Mutualism in nature describes the relationship of two different species interacting to provide both with a benefit. Pollination is the most well-known example: birds and insects get nectar from flowers in exchange for carrying the plants’ pollen to fertilize other individuals. In some mutualist combinations, the opportunity is present for one species to take advantage of the other. Take for example, the fig wasp.
It pollinates the fig tree in exchange for seeds, but it never takes more seeds than it needs. Science is reporting on a fascinating new study which finally explains why: there is a second wasp involved who keeps the fig wasp in check.

The fig wasp climbs inside the fig fruit through a tiny hole and lays its eggs in the miniature flowers within. Each larvae eats the one seed from the flower in which it was laid. When it emerges as an adult, it takes pollen to another tree. That’s the mutual benefit.

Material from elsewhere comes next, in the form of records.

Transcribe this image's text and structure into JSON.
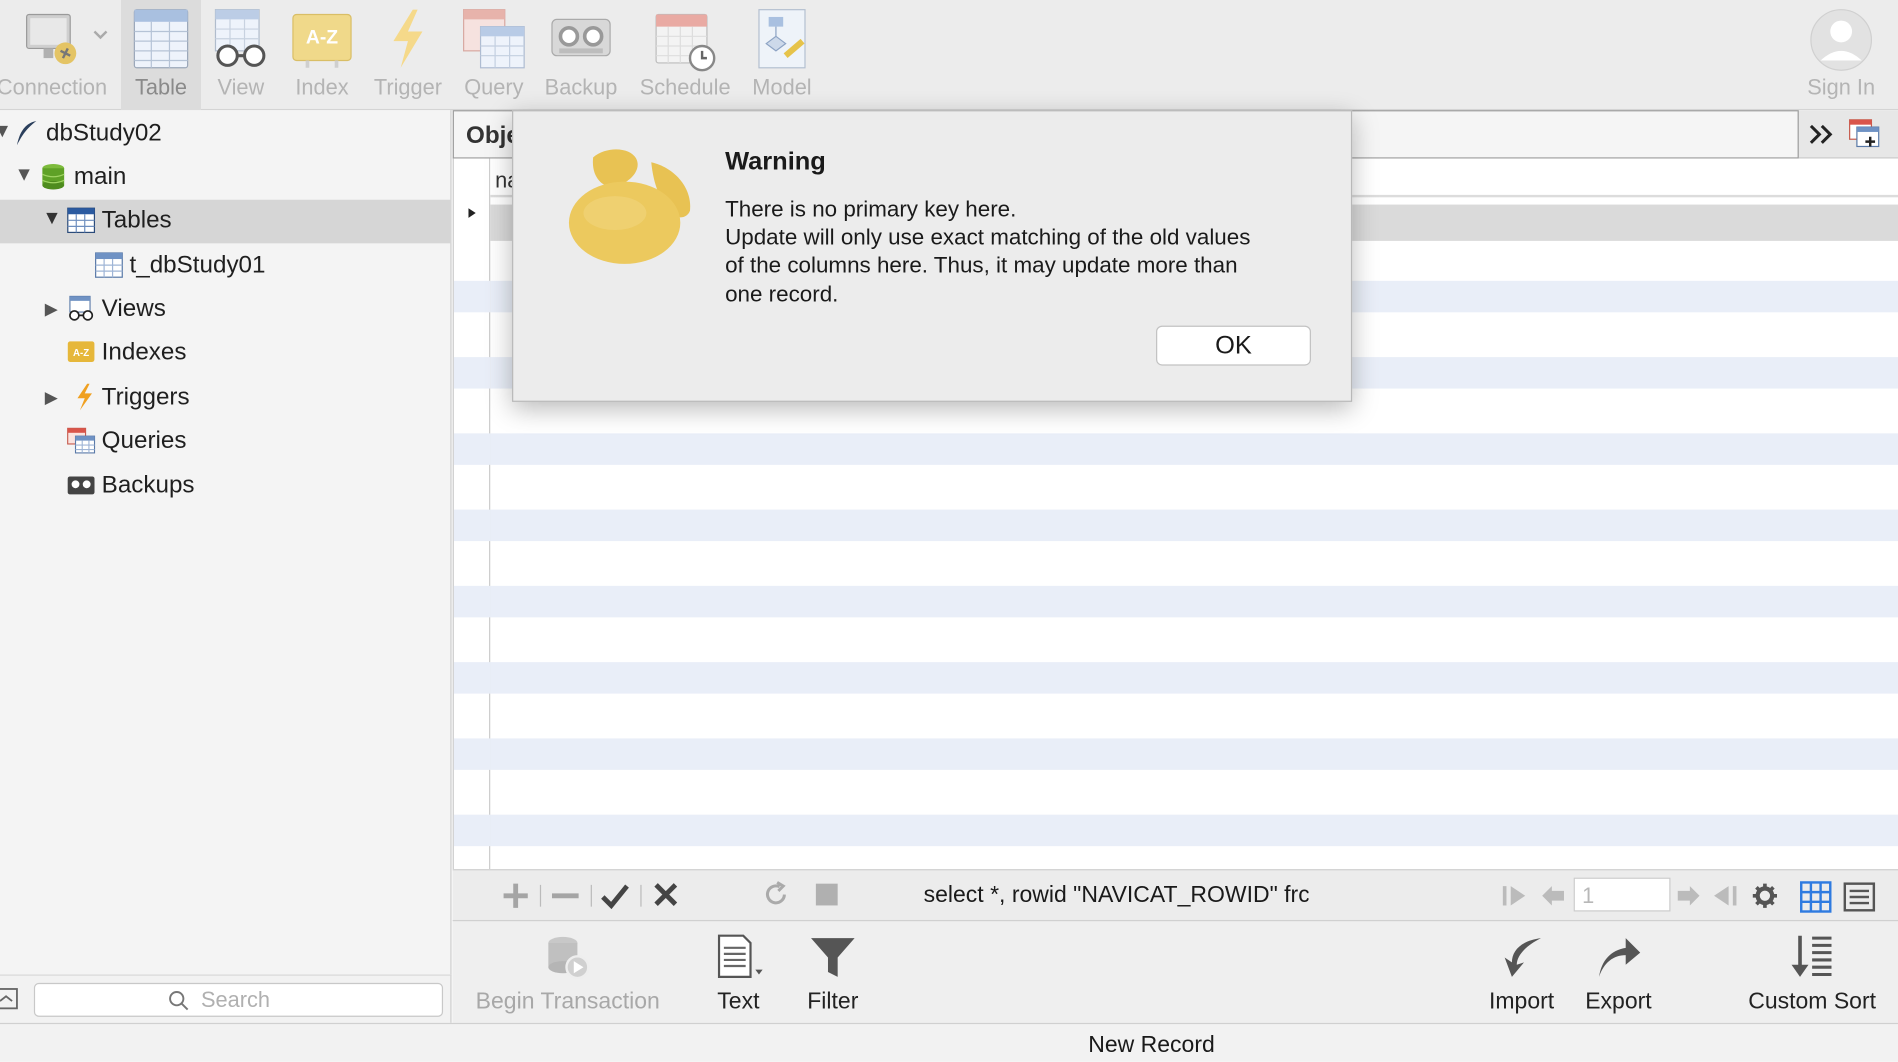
{
  "toolbar": {
    "items": [
      {
        "label": "Connection",
        "icon": "connection-icon"
      },
      {
        "label": "Table",
        "icon": "table-icon"
      },
      {
        "label": "View",
        "icon": "view-icon"
      },
      {
        "label": "Index",
        "icon": "index-icon"
      },
      {
        "label": "Trigger",
        "icon": "trigger-icon"
      },
      {
        "label": "Query",
        "icon": "query-icon"
      },
      {
        "label": "Backup",
        "icon": "backup-icon"
      },
      {
        "label": "Schedule",
        "icon": "schedule-icon"
      },
      {
        "label": "Model",
        "icon": "model-icon"
      }
    ],
    "sign_in": "Sign In"
  },
  "sidebar": {
    "tree": {
      "db": "dbStudy02",
      "schema": "main",
      "tables": "Tables",
      "table_item": "t_dbStudy01",
      "views": "Views",
      "indexes": "Indexes",
      "triggers": "Triggers",
      "queries": "Queries",
      "backups": "Backups"
    },
    "search_placeholder": "Search"
  },
  "main": {
    "tab_label": "Obje",
    "column_header": "na",
    "sql_text": "select *, rowid \"NAVICAT_ROWID\" frc",
    "page_number": "1"
  },
  "bottom_toolbar": {
    "begin_transaction": "Begin Transaction",
    "text": "Text",
    "filter": "Filter",
    "import": "Import",
    "export": "Export",
    "custom_sort": "Custom Sort"
  },
  "status": "New Record",
  "dialog": {
    "title": "Warning",
    "lines": [
      "There is no primary key here.",
      "Update will only use exact matching of the old values",
      "of the columns here. Thus, it may update more than",
      "one record."
    ],
    "ok_label": "OK"
  },
  "colors": {
    "toolbar_bg": "#ececec",
    "stripe": "#e9eef8",
    "selection": "#d6d6d6",
    "icon_gold": "#e6c34a"
  }
}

The researchers knew that a parasitic wasp also used the fig fruit to reproduce. It drills into the fig after the first wasp has come around and lays its eggs only where it can find the fig wasp larvae. What they discovered when the cut open the figs was that the parasitic wasp was only able to get through the outer layers of the fruit so that the fig wasp larvae in the interior flowers survived.

Scientists had long assumed the parasitic wasp to be bad for both the fig wasp and the fig tree because it was thought to be a detriment to the pollination cycle (the parasitic wasp doesn’t pollinate.) This new research demonstrates that the relationship is in fact more complicated and that the parasitic wasp is in fact a kind of broker who keeps the whole system in check.